Pancreatic cancer is a disease in which malignant (cancerous) cells form in the tissues of the pancreas. The pancreas is a gland located behind the stomach and in front of the spine. The pancreas produces digestive juices and hormones that regulate blood sugar. Cells called exocrine pancreas cells produce the digestive juices, while cells called endocrine pancreas cells produce the hormones. The majority of pancreatic cancers start in the exocrine cells.
Jaundice (yellowing of the skin and whites of the eyes)

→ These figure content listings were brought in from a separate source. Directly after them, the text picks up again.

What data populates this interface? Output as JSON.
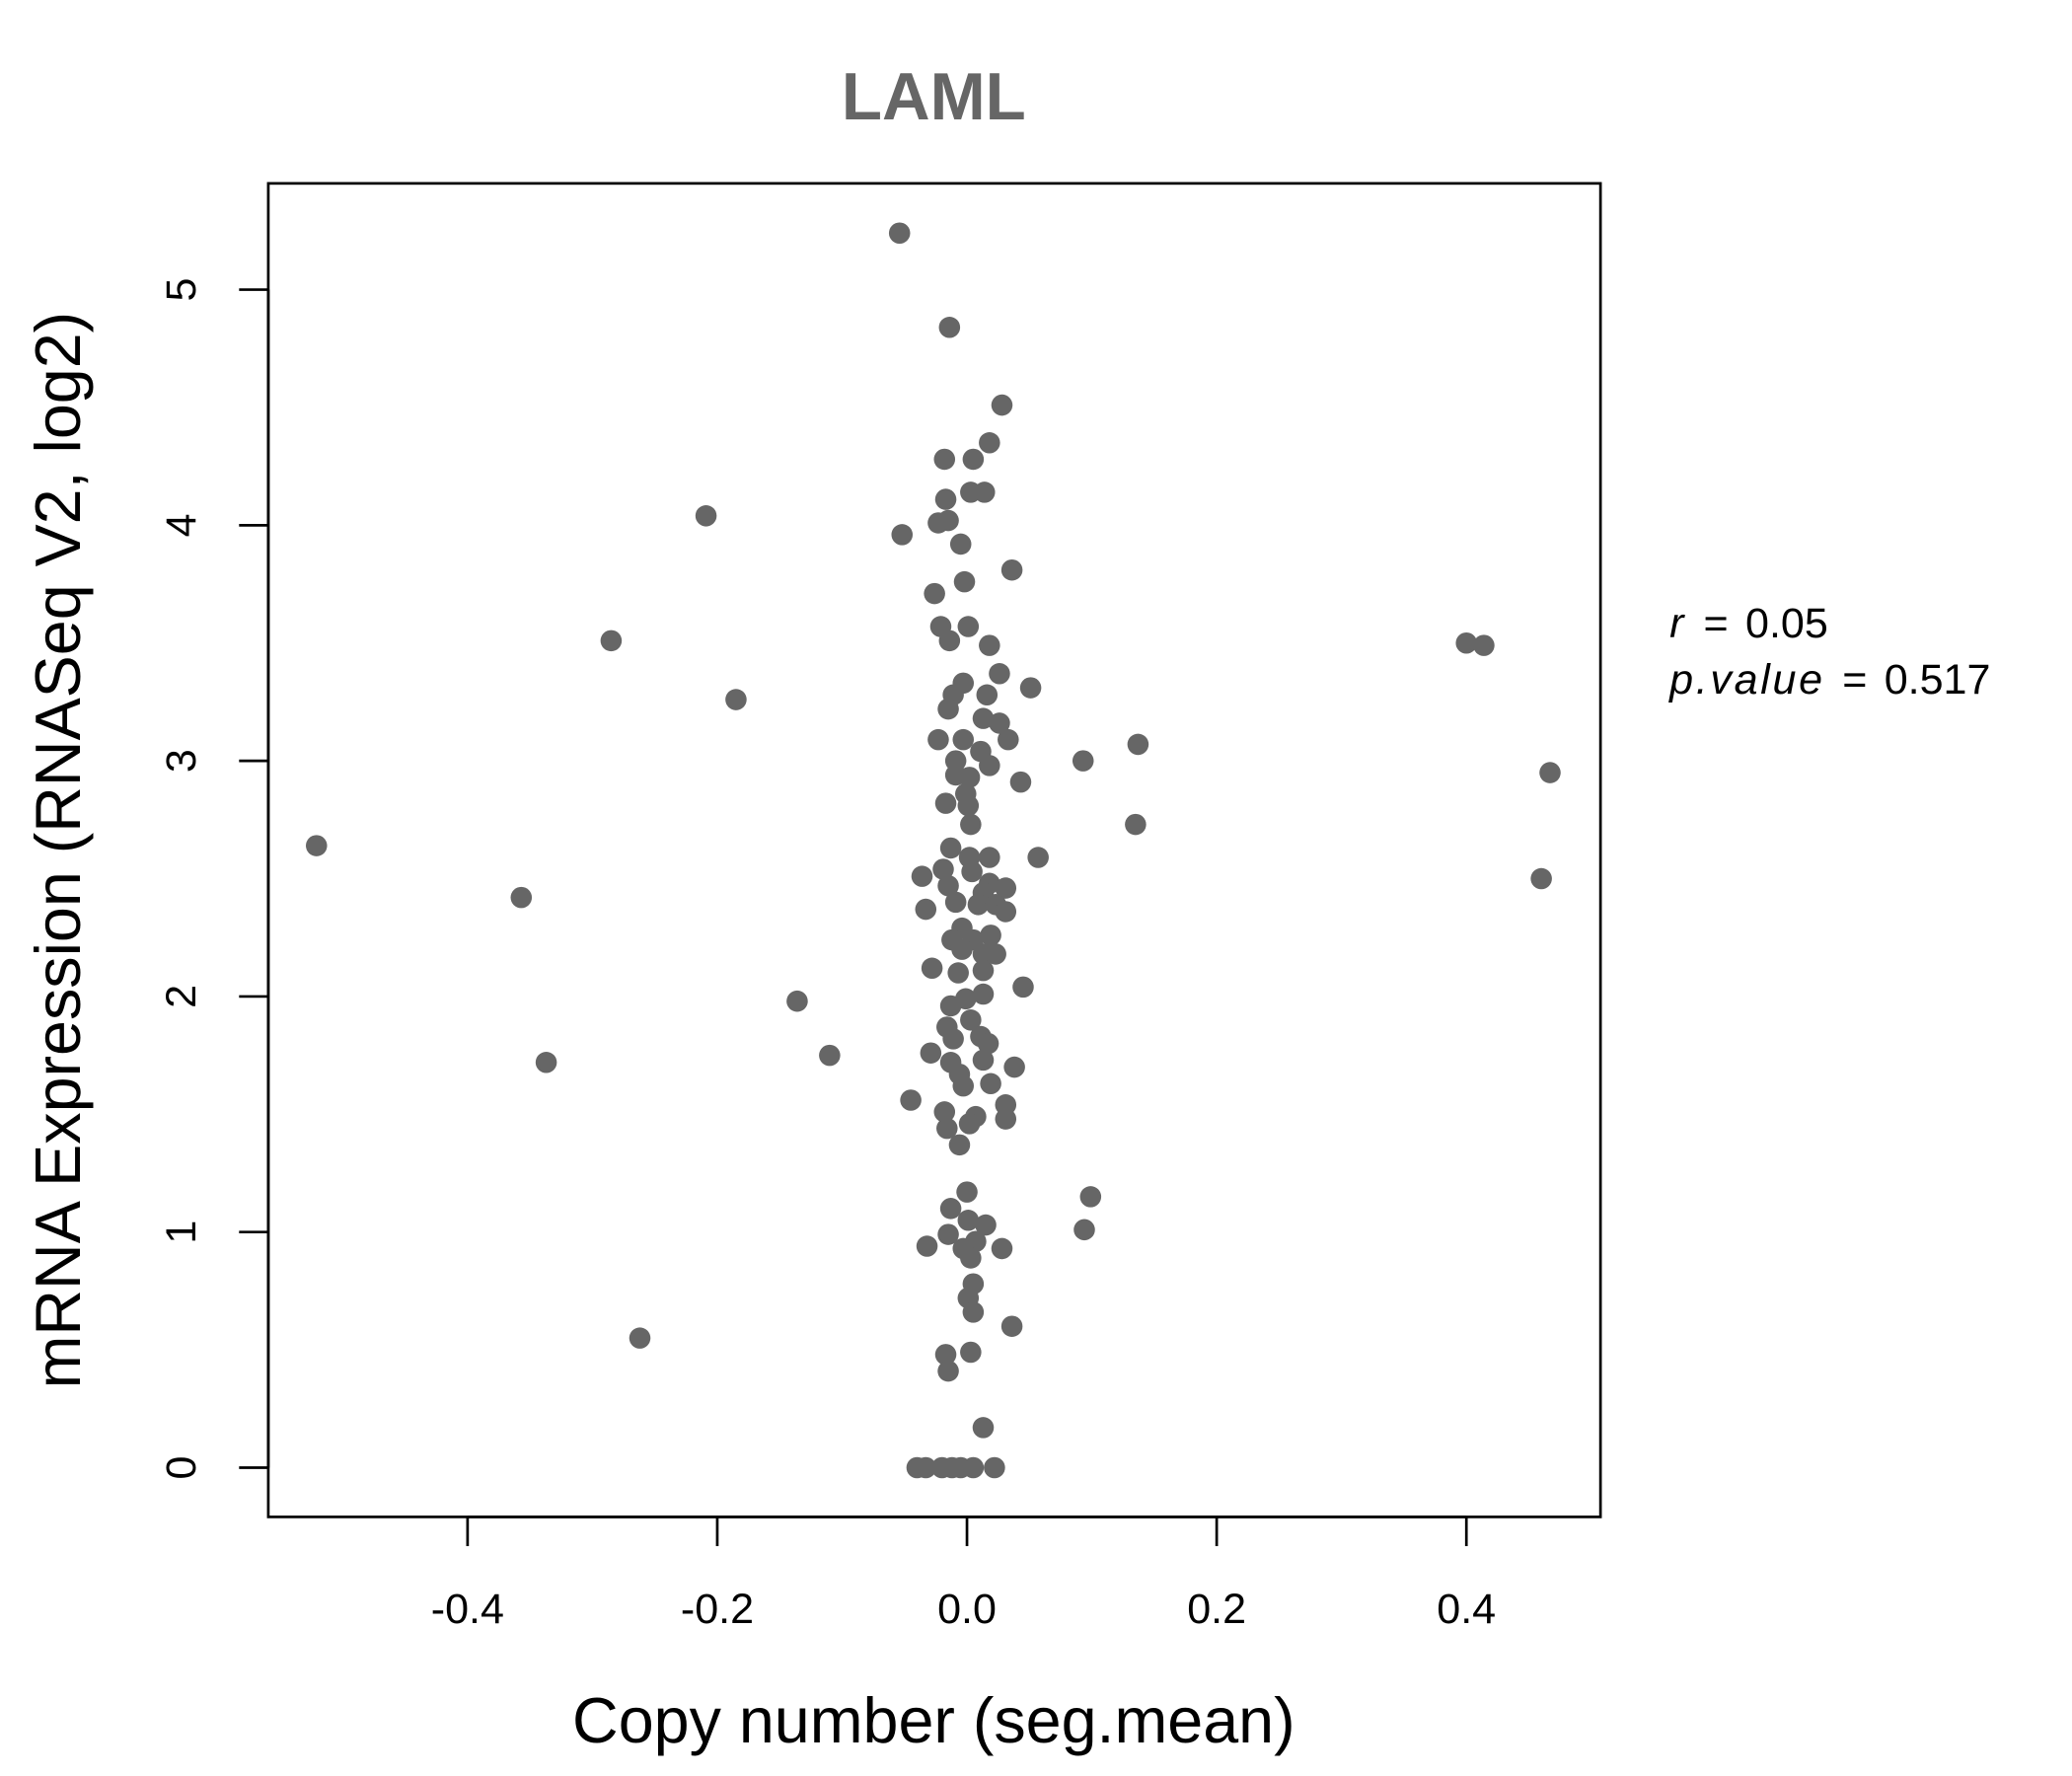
{
  "chart_data": {
    "type": "scatter",
    "title": "LAML",
    "xlabel": "Copy number (seg.mean)",
    "ylabel": "mRNA Expression (RNASeq V2, log2)",
    "xlim": [
      -0.5596,
      0.5074
    ],
    "ylim": [
      -0.209,
      5.451
    ],
    "xticks": [
      -0.4,
      -0.2,
      0.0,
      0.2,
      0.4
    ],
    "xtick_labels": [
      "-0.4",
      "-0.2",
      "0.0",
      "0.2",
      "0.4"
    ],
    "yticks": [
      0,
      1,
      2,
      3,
      4,
      5
    ],
    "ytick_labels": [
      "0",
      "1",
      "2",
      "3",
      "4",
      "5"
    ],
    "grid": false,
    "point_color": "#666666",
    "annotation": {
      "r_label": "r",
      "r_value": "0.05",
      "p_label": "p.value",
      "p_value": "0.517",
      "eq": "="
    },
    "points": [
      [
        -0.521,
        2.64
      ],
      [
        -0.357,
        2.42
      ],
      [
        -0.337,
        1.72
      ],
      [
        -0.285,
        3.51
      ],
      [
        -0.262,
        0.55
      ],
      [
        -0.209,
        4.04
      ],
      [
        -0.185,
        3.26
      ],
      [
        -0.136,
        1.98
      ],
      [
        -0.11,
        1.75
      ],
      [
        -0.054,
        5.24
      ],
      [
        -0.052,
        3.96
      ],
      [
        -0.045,
        1.56
      ],
      [
        -0.014,
        4.84
      ],
      [
        0.028,
        4.51
      ],
      [
        0.018,
        4.35
      ],
      [
        -0.018,
        4.28
      ],
      [
        0.005,
        4.28
      ],
      [
        0.014,
        4.14
      ],
      [
        0.003,
        4.14
      ],
      [
        -0.017,
        4.11
      ],
      [
        -0.023,
        4.01
      ],
      [
        -0.015,
        4.02
      ],
      [
        -0.005,
        3.92
      ],
      [
        0.036,
        3.81
      ],
      [
        -0.002,
        3.76
      ],
      [
        -0.026,
        3.71
      ],
      [
        -0.021,
        3.57
      ],
      [
        0.001,
        3.57
      ],
      [
        -0.014,
        3.51
      ],
      [
        0.018,
        3.49
      ],
      [
        0.026,
        3.37
      ],
      [
        0.051,
        3.31
      ],
      [
        -0.003,
        3.33
      ],
      [
        -0.011,
        3.28
      ],
      [
        0.016,
        3.28
      ],
      [
        -0.015,
        3.22
      ],
      [
        0.013,
        3.18
      ],
      [
        0.026,
        3.16
      ],
      [
        -0.023,
        3.09
      ],
      [
        -0.003,
        3.09
      ],
      [
        0.033,
        3.09
      ],
      [
        0.011,
        3.04
      ],
      [
        -0.009,
        3.0
      ],
      [
        0.018,
        2.98
      ],
      [
        -0.009,
        2.94
      ],
      [
        0.002,
        2.93
      ],
      [
        0.043,
        2.91
      ],
      [
        -0.001,
        2.86
      ],
      [
        -0.017,
        2.82
      ],
      [
        0.001,
        2.81
      ],
      [
        0.003,
        2.73
      ],
      [
        -0.013,
        2.63
      ],
      [
        0.018,
        2.59
      ],
      [
        0.057,
        2.59
      ],
      [
        0.002,
        2.59
      ],
      [
        -0.019,
        2.54
      ],
      [
        0.004,
        2.53
      ],
      [
        -0.036,
        2.51
      ],
      [
        0.018,
        2.48
      ],
      [
        -0.015,
        2.47
      ],
      [
        0.031,
        2.46
      ],
      [
        0.013,
        2.44
      ],
      [
        -0.009,
        2.4
      ],
      [
        0.009,
        2.39
      ],
      [
        0.023,
        2.39
      ],
      [
        -0.033,
        2.37
      ],
      [
        0.031,
        2.36
      ],
      [
        -0.004,
        2.29
      ],
      [
        0.019,
        2.26
      ],
      [
        -0.012,
        2.24
      ],
      [
        0.005,
        2.24
      ],
      [
        -0.004,
        2.2
      ],
      [
        0.013,
        2.18
      ],
      [
        0.023,
        2.18
      ],
      [
        -0.028,
        2.12
      ],
      [
        -0.007,
        2.1
      ],
      [
        0.013,
        2.11
      ],
      [
        0.045,
        2.04
      ],
      [
        0.013,
        2.01
      ],
      [
        -0.001,
        1.99
      ],
      [
        -0.013,
        1.96
      ],
      [
        0.003,
        1.9
      ],
      [
        -0.016,
        1.87
      ],
      [
        0.011,
        1.83
      ],
      [
        -0.011,
        1.82
      ],
      [
        0.017,
        1.8
      ],
      [
        -0.029,
        1.76
      ],
      [
        0.013,
        1.73
      ],
      [
        -0.013,
        1.72
      ],
      [
        0.038,
        1.7
      ],
      [
        -0.006,
        1.67
      ],
      [
        -0.003,
        1.62
      ],
      [
        0.019,
        1.63
      ],
      [
        0.031,
        1.54
      ],
      [
        -0.018,
        1.51
      ],
      [
        0.007,
        1.49
      ],
      [
        0.031,
        1.48
      ],
      [
        -0.016,
        1.44
      ],
      [
        0.002,
        1.46
      ],
      [
        -0.006,
        1.37
      ],
      [
        0.0,
        1.17
      ],
      [
        0.099,
        1.15
      ],
      [
        -0.013,
        1.1
      ],
      [
        0.001,
        1.05
      ],
      [
        0.015,
        1.03
      ],
      [
        0.094,
        1.01
      ],
      [
        -0.015,
        0.99
      ],
      [
        0.007,
        0.96
      ],
      [
        -0.032,
        0.94
      ],
      [
        0.028,
        0.93
      ],
      [
        -0.003,
        0.93
      ],
      [
        0.003,
        0.89
      ],
      [
        0.005,
        0.78
      ],
      [
        0.001,
        0.72
      ],
      [
        0.005,
        0.66
      ],
      [
        0.036,
        0.6
      ],
      [
        -0.017,
        0.48
      ],
      [
        0.003,
        0.49
      ],
      [
        -0.015,
        0.41
      ],
      [
        0.013,
        0.17
      ],
      [
        -0.04,
        0
      ],
      [
        -0.033,
        0
      ],
      [
        -0.02,
        0
      ],
      [
        -0.012,
        0
      ],
      [
        -0.005,
        0
      ],
      [
        0.005,
        0
      ],
      [
        0.022,
        0
      ],
      [
        0.093,
        3.0
      ],
      [
        0.137,
        3.07
      ],
      [
        0.135,
        2.73
      ],
      [
        0.4,
        3.5
      ],
      [
        0.414,
        3.49
      ],
      [
        0.467,
        2.95
      ],
      [
        0.46,
        2.5
      ]
    ]
  }
}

Pain in the upper or middle abdomen and back
Unexplained weight loss
Loss of appetite
If a pancreatic cancer is found at an early stage (stage I and stage II) and is contained locally within or around the pancreas, surgery may be recommended. Surgery is the only curative treatment for pancreatic cancer. The surgical procedure most commonly performed to remove a pancreatic cancer is a "Whipple" procedure (pancreatoduodenectomy). It often comprises removal of a portion of the stomach, the duodenum (the first part of the small intestine), pancreas, bile ducts, lymph nodes, and gallbladder. It is important to be evaluated at a hospital with lots of experience performing pancreatic cancer surgery because the operation is a big one and evidence shows that experienced surgeons better select people who can get through the surgery safely and also better judge who will most likely benefit from the operation. In experienced hands, mortality from the surgery itself is less than 4%.
After the Whipple surgery, patients typically spend about one week in the hospital recovering from the operation. Complications from the surgery can include blood loss (anemia), leakage from the reconnected intestines or ducts, or slow return of bowel function. Recovery to presurgical health can often take several months.
After patients recover from a Whipple procedure for pancreatic cancer, treatment to reduce the risk of the cancer returning is a standard recommendation. This treatment, referred to as "adjuvant therapy," has proven to lower the risk of recurrent cancer. Typically, six months of adjuvant chemotherapy is recommended, sometimes with radiation incorporated into the plan.